A story about Elder St Porphyrios

I decided to hold off sharing this story yesterday. It is another of my favourites from Elder Porphyrios (saint of the week here) in his memoirs, Wounded by Love. It is a reminder to meet people where they are when we encounter them and bring them softly to the light of the Gospel:

One Sunday afternoon I was passing the Archaeological Museum [in Athens] and since I had some free time I decided to go in. I walked through the rooms looking at the statues. In one of the rooms there was a group of people with a guide who was explaining things to them. There was complete silence. I went towards them. When the guide saw me, however, she whispered to them:

‘A priest’s just come in. I can’t stand priests, but this one doesn’t seem to be like the others.’

I came up closer and said:

‘Good afternoon.’

‘Good afternoon,’ replied the guide.

‘May I listen to what you are saying?’ I asked.

‘Of course,’ she said.

We went from one statue to another. At one point we stood before a statue of Zeus. Zeus was on his throne and was in the act of hurling a thunderbolt at mankind. Once the guide had finished telling them what she knew, she turned to me and said:

‘What do you have to say about this, Pappouli? How do you see the statue?’

Not the Zeus you're looking for (my pic; National Archaeological Museum, Athens)
Not the Zeus you’re looking for (my pic; National Archaeological Museum, Athens)

‘I don’t know about these things,’ I said. ‘But as I see it, I marvel at the work of the artist and also at the human form, such a perfect divine creation. And I see that the artist who made it had a great sense of the divine. Look at Zeus. Although he his hurling his thunderbolt at mankind, yet his face is serene. He is not angry. He’s impassionate.’

The guide, and indeed the whole group, was very pleased with my explanation. What does that tell us? It tells us that God is without passion, even when he punished. –Wounded by Love, p. 59

Now is not the time for a discussion on divine dispassion, but I like the way Elder Porphyrios used the art and the situation he was in to say something meaningful about the divine.

Theophan the Recluse and anger

As I’ve mentioned here before, sometimes I get angry. Usually it’s a fairly tame frustration or annoyance. Sometimes it’s more powerful. I get angry at stupid things people post on Facebook. I get angry at dumb stuff I see in the news. I’ve been known to get angry at people who board airplanes too slowly, those who take forever in the checkout queue, road construction, slow walkers — you know, the usual.

Theophan the Recluse (1815-1894) has some good stuff to say about anger. Of interest is the idea of redirecting this passion towards sin and the Devil:

You say that you cannot help being resentful and hostile? Very well then, be hostile — but towards the devil, not towards your brother. God gave us wrath as a sword to pierce the devil — not to drive into our own bodies. Stab him with it, then, right up to the hilt; press the hilt in as well if you like, and never pull it out, but drive another sword in as well. This we shall achieve by becoming gentle and kind towards each other. ‘Let me lose my money, let me destroy my honour and glory — my fellow-member is more precious to me than myself.’ Let us speak thus to each other, and let us not injure our own nature in order to gain money or fame. (The Art of Prayer, p. 212)

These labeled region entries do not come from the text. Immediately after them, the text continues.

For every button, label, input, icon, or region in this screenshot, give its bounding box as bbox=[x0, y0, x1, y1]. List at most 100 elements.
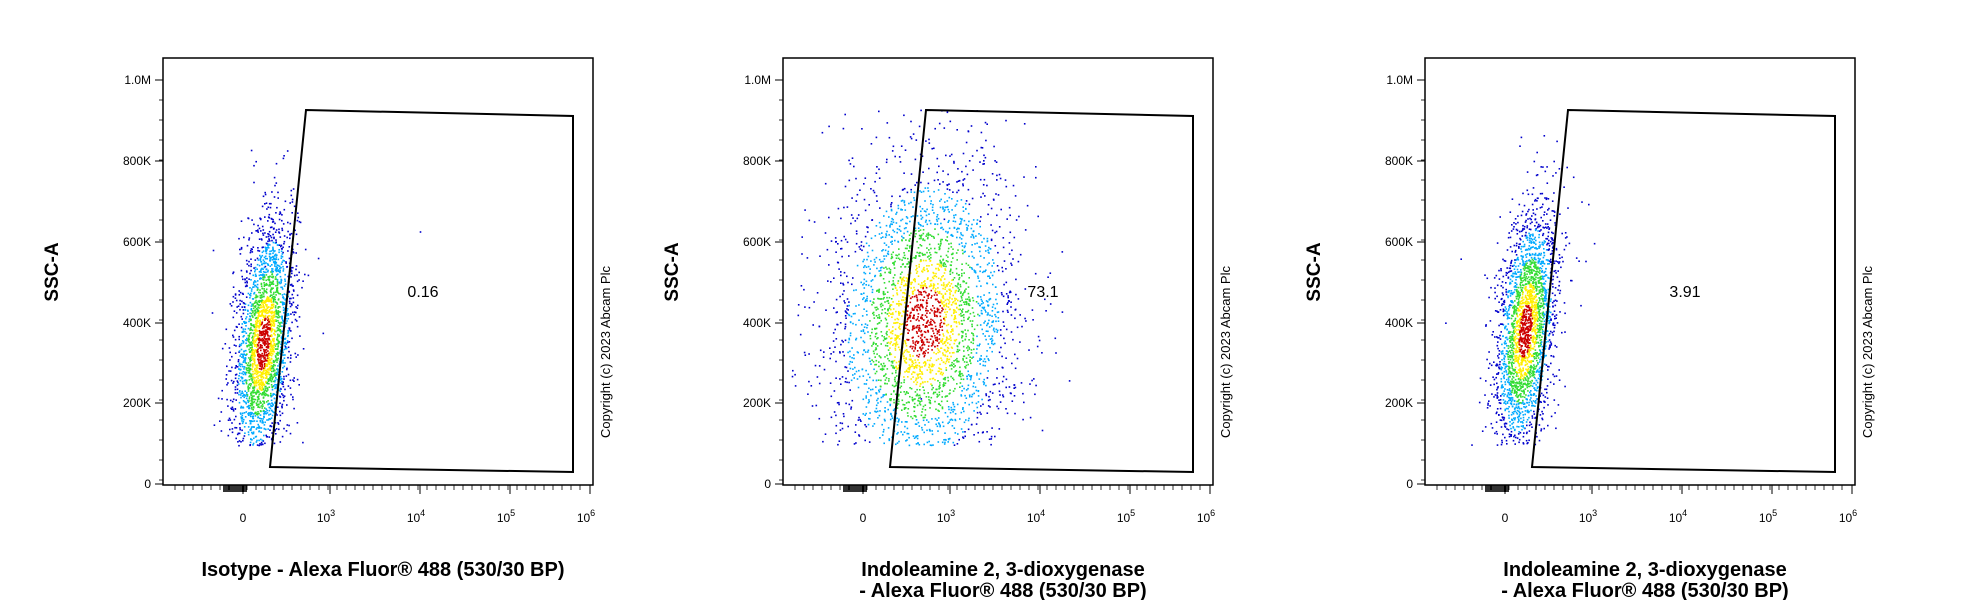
event-dot bbox=[900, 431, 902, 433]
event-dot bbox=[270, 298, 273, 300]
event-dot bbox=[860, 293, 863, 295]
y-tick-label: 400K bbox=[123, 316, 151, 330]
event-dot bbox=[931, 342, 934, 345]
event-dot bbox=[262, 302, 264, 304]
event-dot bbox=[255, 326, 258, 328]
event-dot bbox=[275, 242, 277, 244]
event-dot bbox=[284, 280, 286, 282]
event-dot bbox=[275, 356, 277, 359]
event-dot bbox=[256, 333, 259, 336]
event-dot bbox=[830, 395, 833, 398]
event-dot bbox=[839, 429, 842, 431]
event-dot bbox=[287, 346, 290, 349]
event-dot bbox=[273, 337, 275, 340]
event-dot bbox=[249, 312, 251, 314]
event-dot bbox=[252, 303, 255, 305]
event-dot bbox=[889, 403, 892, 406]
event-dot bbox=[249, 367, 252, 370]
event-dot bbox=[277, 329, 279, 331]
event-dot bbox=[293, 407, 295, 410]
event-dot bbox=[830, 240, 833, 242]
event-dot bbox=[934, 291, 937, 294]
event-dot bbox=[262, 391, 264, 394]
event-dot bbox=[890, 241, 892, 243]
event-dot bbox=[275, 270, 278, 273]
event-dot bbox=[998, 173, 1001, 176]
event-dot bbox=[941, 296, 944, 298]
event-dot bbox=[239, 363, 242, 366]
event-dot bbox=[231, 400, 234, 403]
event-dot bbox=[861, 249, 863, 252]
event-dot bbox=[998, 269, 1000, 272]
event-dot bbox=[270, 202, 272, 205]
event-dot bbox=[261, 403, 264, 406]
event-dot bbox=[958, 360, 960, 363]
event-dot bbox=[910, 378, 912, 380]
event-dot bbox=[868, 417, 870, 420]
event-dot bbox=[1005, 378, 1008, 381]
event-dot bbox=[920, 329, 923, 332]
event-dot bbox=[278, 334, 281, 336]
event-dot bbox=[923, 281, 925, 283]
event-dot bbox=[930, 320, 932, 323]
event-dot bbox=[274, 383, 276, 386]
event-dot bbox=[247, 217, 249, 219]
event-dot bbox=[855, 242, 858, 245]
event-dot bbox=[946, 395, 949, 397]
event-dot bbox=[959, 292, 962, 295]
event-dot bbox=[930, 285, 933, 287]
event-dot bbox=[914, 341, 917, 343]
event-dot bbox=[943, 439, 945, 441]
event-dot bbox=[267, 379, 270, 382]
event-dot bbox=[279, 402, 281, 404]
event-dot bbox=[971, 244, 973, 246]
event-dot bbox=[239, 299, 241, 302]
event-dot bbox=[907, 432, 910, 435]
event-dot bbox=[887, 250, 890, 253]
event-dot bbox=[818, 365, 821, 367]
event-dot bbox=[255, 334, 257, 336]
event-dot bbox=[242, 278, 244, 281]
event-dot bbox=[965, 242, 967, 245]
event-dot bbox=[901, 399, 904, 402]
event-dot bbox=[281, 248, 283, 250]
event-dot bbox=[837, 207, 840, 210]
event-dot bbox=[236, 392, 239, 394]
event-dot bbox=[968, 304, 971, 307]
event-dot bbox=[890, 223, 892, 225]
event-dot bbox=[829, 357, 831, 360]
event-dot bbox=[921, 411, 923, 413]
event-dot bbox=[272, 246, 274, 249]
event-dot bbox=[226, 398, 228, 401]
event-dot bbox=[267, 270, 269, 273]
event-dot bbox=[253, 343, 255, 345]
event-dot bbox=[863, 341, 866, 344]
event-dot bbox=[978, 378, 981, 380]
event-dot bbox=[304, 248, 307, 251]
event-dot bbox=[980, 309, 983, 312]
event-dot bbox=[280, 245, 282, 248]
event-dot bbox=[261, 321, 264, 323]
gate[interactable] bbox=[268, 108, 574, 474]
event-dot bbox=[963, 319, 965, 322]
event-dot bbox=[257, 306, 259, 309]
event-dot bbox=[272, 353, 274, 355]
event-dot bbox=[886, 158, 888, 161]
event-dot bbox=[266, 390, 268, 392]
event-dot bbox=[254, 305, 257, 307]
event-dot bbox=[249, 420, 251, 422]
event-dot bbox=[933, 294, 936, 296]
event-dot bbox=[990, 337, 993, 340]
event-dot bbox=[254, 280, 256, 282]
event-dot bbox=[922, 362, 925, 364]
event-dot bbox=[892, 294, 895, 297]
event-dot bbox=[939, 387, 941, 389]
event-dot bbox=[268, 338, 270, 341]
event-dot bbox=[270, 341, 272, 343]
event-dot bbox=[912, 327, 914, 330]
event-dot bbox=[284, 354, 286, 356]
event-dot bbox=[914, 359, 916, 361]
event-dot bbox=[248, 379, 251, 381]
event-dot bbox=[1041, 429, 1044, 432]
event-dot bbox=[258, 371, 260, 374]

This idea of redirecting anger towards the Devil or towards the passions is found elsewhere, as in Evagrius Ponticus, whose ascetic works had a deep impact on Byzantine spirituality.* The idea is to talk back, to rebuke the passions and sins that tempt and beset you, to be angry with yourself and grieve for your sins. Thus we will use the passions, which are a natural part of the human person, to grow in virtue, rather than to sin.

Sometimes we see Christians in prominent positions who are filled with righteous indignation over various pieces of news and the troubles in society and politics. I know of one fellow who gets really angry with the Canadian government regardless of who is in power. I ask — is this anger, directed at the humans who make things happen, of use?

We should be angry at injustice, but love the unjust. This is what Theophan calls us to do, for anger towards another human being can lead to revilement and hatred, and these are a poison to the human soul. Be angry with sin and the Devil, not your brother!

*His theology, on the other hand, was deemed heretical.